# REC:  Cold Soba Noodles with Sesame Sauce



## kitchenelf (Mar 7, 2002)

Cold Soba Noodles with Sesame Sauce

1# Japanese Soba Noodles
3 TBS soy sauce
3 TBS sesame oil
1 TBS Asian rice wine vinegar
1 TBS granulated sugar
½ tsp Chinese Chili Oil or Chinese Garlic-Chili Paste
______________________________________________________
1 TBS soy sauce
1 TBS sesame oil
1 red bell pepper, cut into very thin julienne
1 cup diagonally sliced scallions, green part only
2 carrots, grated
1 stalk celery, cut into thin julienne

Garnish with half the red pepper, carrots, and scallions and 2 TBS toasted sesame seeds.

Method:
1.  Prepare noodles according to package directions.
2.  In a small bowl mix together the next 5 ingredients.
3.  Using tongs, toss noodles with sauce to coat well.  Marinate in a covered bowl for 2 hours or up to 24 hours in the refrigerator, tossing occasionally.
4.  Bring marinated noodles to room temperature.  Mix the remaining soy sauce and sesame oil and pour over noodles.  Stir in half of the sweet red peppers, green onions, and grated carrots.

To serve – mound the noodles on a serving platter and garnish with the remaining vegetables and toasted sesame seeds.

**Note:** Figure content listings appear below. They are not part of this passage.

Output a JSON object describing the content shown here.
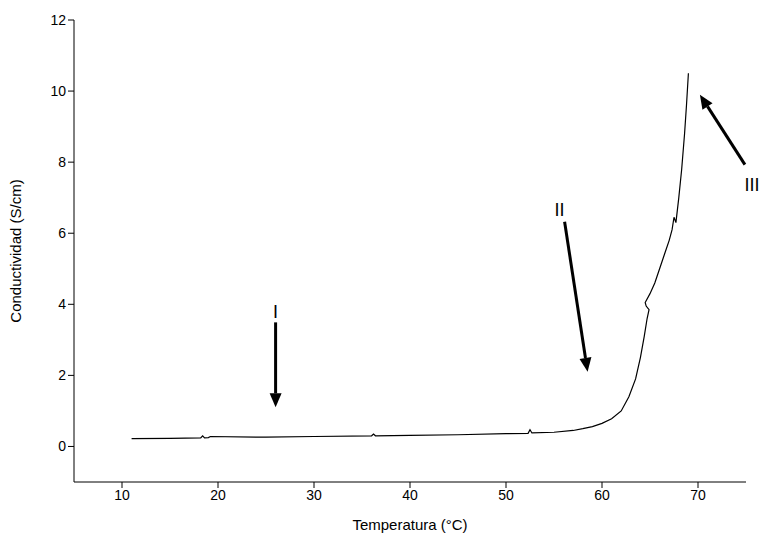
{
  "chart_data": {
    "type": "line",
    "x_label": "Temperatura (°C)",
    "y_label": "Conductividad (S/cm)",
    "color": "#000000",
    "x": [
      11,
      15,
      18.2,
      18.4,
      18.6,
      19,
      19.2,
      25,
      30,
      36,
      36.2,
      36.4,
      40,
      45,
      50,
      52.3,
      52.5,
      52.7,
      55,
      57,
      58,
      59,
      60,
      61,
      62,
      62.8,
      63.5,
      64,
      64.4,
      64.7,
      64.9,
      64.6,
      64.5,
      65,
      65.5,
      66,
      66.5,
      67,
      67.3,
      67.5,
      67.7,
      68,
      68.3,
      68.6,
      68.8,
      69
    ],
    "values": [
      0.22,
      0.23,
      0.24,
      0.3,
      0.24,
      0.25,
      0.28,
      0.26,
      0.28,
      0.3,
      0.35,
      0.3,
      0.31,
      0.33,
      0.36,
      0.37,
      0.47,
      0.38,
      0.4,
      0.45,
      0.5,
      0.56,
      0.65,
      0.78,
      1.0,
      1.4,
      1.9,
      2.5,
      3.1,
      3.6,
      3.85,
      3.95,
      4.05,
      4.3,
      4.6,
      5.0,
      5.4,
      5.8,
      6.1,
      6.45,
      6.3,
      7.0,
      7.8,
      8.8,
      9.6,
      10.5
    ],
    "xlim": [
      5,
      75
    ],
    "xticks": [
      10,
      20,
      30,
      40,
      50,
      60,
      70
    ],
    "ylim": [
      -1,
      12
    ],
    "yticks": [
      0,
      2,
      4,
      6,
      8,
      10,
      12
    ],
    "annotations": [
      {
        "text": "I",
        "x": 26,
        "y": 1.1
      },
      {
        "text": "II",
        "x": 58.5,
        "y": 2.1
      },
      {
        "text": "III",
        "x": 70.2,
        "y": 9.9
      }
    ]
  }
}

***kitchenelf's note - next time I will cut down on the sesame oil.  It was just too much oil, not too much sesame taste.

SERVES 4 AS MAIN COURSE OR 8 AS APPETIZER COURSE

This is one dish I am making for dinner tonight - it's VERY good.
Also having fresh mussels and dim sum.


----------



## SierraCook (Jun 28, 2005)

Kitchenelf, this recipe sounds wonderful.  I love the soy sauce and sesame oil combination.  The best thing is that I have most of the ingredients in my pantry.


----------